Improve Your Core-to-Opportunistic Customer Ratio

By Heather Baldwin

There are two types of customers: Core customers, who love what you do and are willing to pay a fair price for it; and Opportunistic customers, who see your products or services as commodities and don’t care where they buy as long as the price is right. In many companies, the ratio of core-to-opportunistic customers is 20-to-80, or 20 percent core (providing 80 percent of profits) and 80 percent opportunistic. In thriving, growing companies, the ratio is reversed. Thus, if you want to see a dramatic increase in sales, focus on improving your core-to-opportunistic ratio, says Robert Gordman, president of The Gordman Group (www.gordmangroup.com) and author of The Must-Have Customer: 7 Steps to Winning the Customer You Haven’t Got (Truman Talley, 2006).

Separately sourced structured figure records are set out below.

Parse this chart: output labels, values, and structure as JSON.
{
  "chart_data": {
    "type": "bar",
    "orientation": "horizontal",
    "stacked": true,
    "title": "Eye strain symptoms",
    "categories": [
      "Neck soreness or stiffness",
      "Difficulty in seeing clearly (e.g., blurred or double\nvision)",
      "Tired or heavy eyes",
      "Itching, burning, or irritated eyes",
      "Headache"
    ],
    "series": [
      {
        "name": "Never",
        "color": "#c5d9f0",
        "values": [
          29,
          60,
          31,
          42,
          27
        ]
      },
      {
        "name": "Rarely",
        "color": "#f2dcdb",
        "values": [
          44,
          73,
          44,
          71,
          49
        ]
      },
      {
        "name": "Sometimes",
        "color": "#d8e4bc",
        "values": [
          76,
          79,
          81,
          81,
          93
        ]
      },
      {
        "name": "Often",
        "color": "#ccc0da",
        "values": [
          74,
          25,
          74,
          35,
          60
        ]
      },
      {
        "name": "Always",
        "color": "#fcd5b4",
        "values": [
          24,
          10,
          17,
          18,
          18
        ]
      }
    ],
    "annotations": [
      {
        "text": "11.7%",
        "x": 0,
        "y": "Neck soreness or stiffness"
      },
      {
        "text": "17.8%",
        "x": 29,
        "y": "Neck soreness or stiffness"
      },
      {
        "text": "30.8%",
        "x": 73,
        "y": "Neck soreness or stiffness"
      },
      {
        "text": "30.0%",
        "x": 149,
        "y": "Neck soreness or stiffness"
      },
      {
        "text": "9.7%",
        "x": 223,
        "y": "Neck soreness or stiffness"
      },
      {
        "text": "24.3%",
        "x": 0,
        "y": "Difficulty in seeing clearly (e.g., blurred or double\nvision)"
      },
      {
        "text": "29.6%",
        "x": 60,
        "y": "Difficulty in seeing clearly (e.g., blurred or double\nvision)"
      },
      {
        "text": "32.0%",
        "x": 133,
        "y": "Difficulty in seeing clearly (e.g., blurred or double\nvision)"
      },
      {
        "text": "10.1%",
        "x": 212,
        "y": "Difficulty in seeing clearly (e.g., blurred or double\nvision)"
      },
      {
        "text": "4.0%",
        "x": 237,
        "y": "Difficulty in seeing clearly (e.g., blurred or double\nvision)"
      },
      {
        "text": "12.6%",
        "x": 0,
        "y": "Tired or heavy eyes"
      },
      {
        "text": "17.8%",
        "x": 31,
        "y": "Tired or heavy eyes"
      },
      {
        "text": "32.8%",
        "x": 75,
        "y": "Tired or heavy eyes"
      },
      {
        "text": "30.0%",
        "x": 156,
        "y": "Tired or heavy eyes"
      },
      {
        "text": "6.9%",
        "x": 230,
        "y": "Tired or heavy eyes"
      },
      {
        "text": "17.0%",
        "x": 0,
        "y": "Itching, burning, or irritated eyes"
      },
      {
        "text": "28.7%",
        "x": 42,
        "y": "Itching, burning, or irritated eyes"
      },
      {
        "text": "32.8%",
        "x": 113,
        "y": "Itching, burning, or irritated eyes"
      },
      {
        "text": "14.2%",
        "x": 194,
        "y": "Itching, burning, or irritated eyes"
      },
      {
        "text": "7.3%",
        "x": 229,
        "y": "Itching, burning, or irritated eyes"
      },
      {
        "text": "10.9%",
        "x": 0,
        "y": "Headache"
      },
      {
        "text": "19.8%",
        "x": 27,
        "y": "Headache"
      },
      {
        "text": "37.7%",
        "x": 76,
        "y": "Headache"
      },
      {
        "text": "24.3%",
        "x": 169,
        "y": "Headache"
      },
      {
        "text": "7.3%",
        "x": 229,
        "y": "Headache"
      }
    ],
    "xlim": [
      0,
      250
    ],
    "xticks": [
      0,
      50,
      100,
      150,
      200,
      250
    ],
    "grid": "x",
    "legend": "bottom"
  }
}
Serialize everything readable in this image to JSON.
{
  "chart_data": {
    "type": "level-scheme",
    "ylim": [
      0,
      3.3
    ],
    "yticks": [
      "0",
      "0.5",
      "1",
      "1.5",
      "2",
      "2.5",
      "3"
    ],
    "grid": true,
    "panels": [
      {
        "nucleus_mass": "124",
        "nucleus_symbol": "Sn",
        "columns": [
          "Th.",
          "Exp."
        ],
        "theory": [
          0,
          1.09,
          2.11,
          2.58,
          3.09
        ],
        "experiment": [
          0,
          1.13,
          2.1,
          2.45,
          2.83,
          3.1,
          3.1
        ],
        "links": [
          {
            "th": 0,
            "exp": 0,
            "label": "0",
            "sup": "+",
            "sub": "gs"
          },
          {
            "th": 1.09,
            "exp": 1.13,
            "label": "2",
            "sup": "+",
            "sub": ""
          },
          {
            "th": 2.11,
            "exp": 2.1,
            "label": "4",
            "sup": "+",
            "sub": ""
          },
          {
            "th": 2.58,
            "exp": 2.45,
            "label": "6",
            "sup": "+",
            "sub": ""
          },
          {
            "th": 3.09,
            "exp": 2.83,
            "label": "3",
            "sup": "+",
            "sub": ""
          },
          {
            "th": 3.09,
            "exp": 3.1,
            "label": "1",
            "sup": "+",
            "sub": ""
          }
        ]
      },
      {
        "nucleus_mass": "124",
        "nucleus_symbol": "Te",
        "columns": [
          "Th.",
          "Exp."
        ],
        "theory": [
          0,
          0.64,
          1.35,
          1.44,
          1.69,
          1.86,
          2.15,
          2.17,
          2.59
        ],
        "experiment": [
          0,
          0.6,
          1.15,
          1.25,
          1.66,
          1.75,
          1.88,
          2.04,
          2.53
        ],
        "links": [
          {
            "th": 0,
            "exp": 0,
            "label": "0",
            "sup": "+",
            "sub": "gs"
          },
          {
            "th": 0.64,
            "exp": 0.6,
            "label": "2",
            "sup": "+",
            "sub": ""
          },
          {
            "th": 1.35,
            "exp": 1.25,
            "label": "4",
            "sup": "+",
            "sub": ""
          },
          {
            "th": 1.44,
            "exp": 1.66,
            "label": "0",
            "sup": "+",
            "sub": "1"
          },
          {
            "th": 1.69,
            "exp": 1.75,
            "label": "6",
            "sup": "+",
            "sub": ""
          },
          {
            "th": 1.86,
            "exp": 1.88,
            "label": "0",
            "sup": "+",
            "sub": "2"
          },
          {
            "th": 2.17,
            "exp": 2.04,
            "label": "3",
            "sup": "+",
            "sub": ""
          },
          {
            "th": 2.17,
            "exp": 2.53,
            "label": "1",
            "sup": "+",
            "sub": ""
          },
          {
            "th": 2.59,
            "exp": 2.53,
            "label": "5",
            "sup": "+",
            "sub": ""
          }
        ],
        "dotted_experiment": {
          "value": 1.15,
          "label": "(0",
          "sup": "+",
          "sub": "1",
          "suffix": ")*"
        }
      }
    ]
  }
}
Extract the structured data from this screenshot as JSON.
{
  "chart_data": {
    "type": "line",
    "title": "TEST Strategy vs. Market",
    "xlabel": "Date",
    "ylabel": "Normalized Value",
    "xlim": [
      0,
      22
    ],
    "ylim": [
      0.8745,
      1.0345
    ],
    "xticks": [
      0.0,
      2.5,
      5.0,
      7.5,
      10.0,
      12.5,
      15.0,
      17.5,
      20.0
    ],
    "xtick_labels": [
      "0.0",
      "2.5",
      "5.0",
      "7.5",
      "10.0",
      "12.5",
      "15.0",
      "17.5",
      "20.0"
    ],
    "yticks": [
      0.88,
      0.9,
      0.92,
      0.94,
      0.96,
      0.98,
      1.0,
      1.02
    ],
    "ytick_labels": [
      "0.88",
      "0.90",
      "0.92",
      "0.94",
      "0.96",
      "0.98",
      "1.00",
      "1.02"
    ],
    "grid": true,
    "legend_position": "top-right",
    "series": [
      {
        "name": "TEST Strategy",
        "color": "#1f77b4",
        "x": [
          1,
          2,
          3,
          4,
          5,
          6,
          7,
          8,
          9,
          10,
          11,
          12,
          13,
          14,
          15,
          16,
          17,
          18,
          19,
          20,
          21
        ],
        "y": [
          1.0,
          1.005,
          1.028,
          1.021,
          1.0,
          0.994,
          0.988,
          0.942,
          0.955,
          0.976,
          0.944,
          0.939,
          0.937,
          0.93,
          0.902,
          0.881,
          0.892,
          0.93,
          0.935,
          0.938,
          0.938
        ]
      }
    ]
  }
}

To improve the ratio, look at both sides of the equation, starting with your opportunistic customers. The important thing to know about them is that it’s a waste of time trying to convert them into core customers. They are almost exclusively price driven and therefore, don’t have the right attributes and values to become a core customer. Second, recognize that some of your opportunistic customers are more trouble than they’re worth and your business would be better off if you subtly encouraged them to go elsewhere. These are not arbitrary cuts, but rather a careful culling of those customers who are "difficult to work with, drive your customer service people crazy with their demands, buy only when you’re having a sale, and account for a large percentage of returns," says Gordman. Serving these customers is a "short-term win, but a long-term loss."

The next step in improving the core-to-opportunistic ratio is to increase your number of core customers. And the only way to do that, says Gordman, is to identify and pursue what he calls Must-Have customers. These are potential customers who look a lot like your core customers – they’re already buying products or services that are similar to the ones you sell, they’re paying similar prices and the attributes that are important to them are also important to you – but they are currently someone else’s core customers. Gordman offers a two-step process for wooing them:

  1. Understand your core customers.
    Don’t do any guesswork here. To truly understand your core customers, go talk to them. Sit down with each of them and ask them these kinds of questions:
    • Why do you buy from us?
    • What was it about your previous supplier that made you switch to us?
    • What is it about us that keeps you from taking your business elsewhere?
    • What other products or services could we offer that would make it easier to do business with us?

    And so on. Once you have a clear picture of your core customers and understand what drives their loyalty to your company, you’ll know what your must-have customers should look like. An Internet search using a business information service such as Hoover’s should allow you to compile a list of similar-looking companies.

  • Interview the must-haves.
    Now it’s time to pick up the phone and talk to your must-haves. You’ll ask questions similar to those you asked your core customers, but with a twist:
    • Why are you buying from your current supplier?
    • What made you switch from the previous one?
    • What do you like best and least about your current supplier?
    • If you weren’t using your current supplier, what company would you use instead?
    • If you’ve heard of our company, why aren’t you doing business with us?
    • What products or services would make our company more attractive to you?
    • If we were able to satisfy your needs, would you switch?
  • When Gordman conducted these interviews for one of his clients, two-thirds of the must-haves answered all the questions in exchange for a copy of the completed industry study. Three of the must-haves soon became core customers and another has the potential to become his client’s biggest customer.

    Gordman says he guarantees that going through this two-step process will give you a clear understanding of what your core customers value about your company and why your must-have customers do business elsewhere. "You’ll also quickly find out if what differentiates you from your competition is actually relevant to your must-have customers. And if it isn’t, you’ll know what is. That, in turn," he concludes, "will give you the information you need to turn those must-haves into the core customers that will take your business to a new level of sales and profits."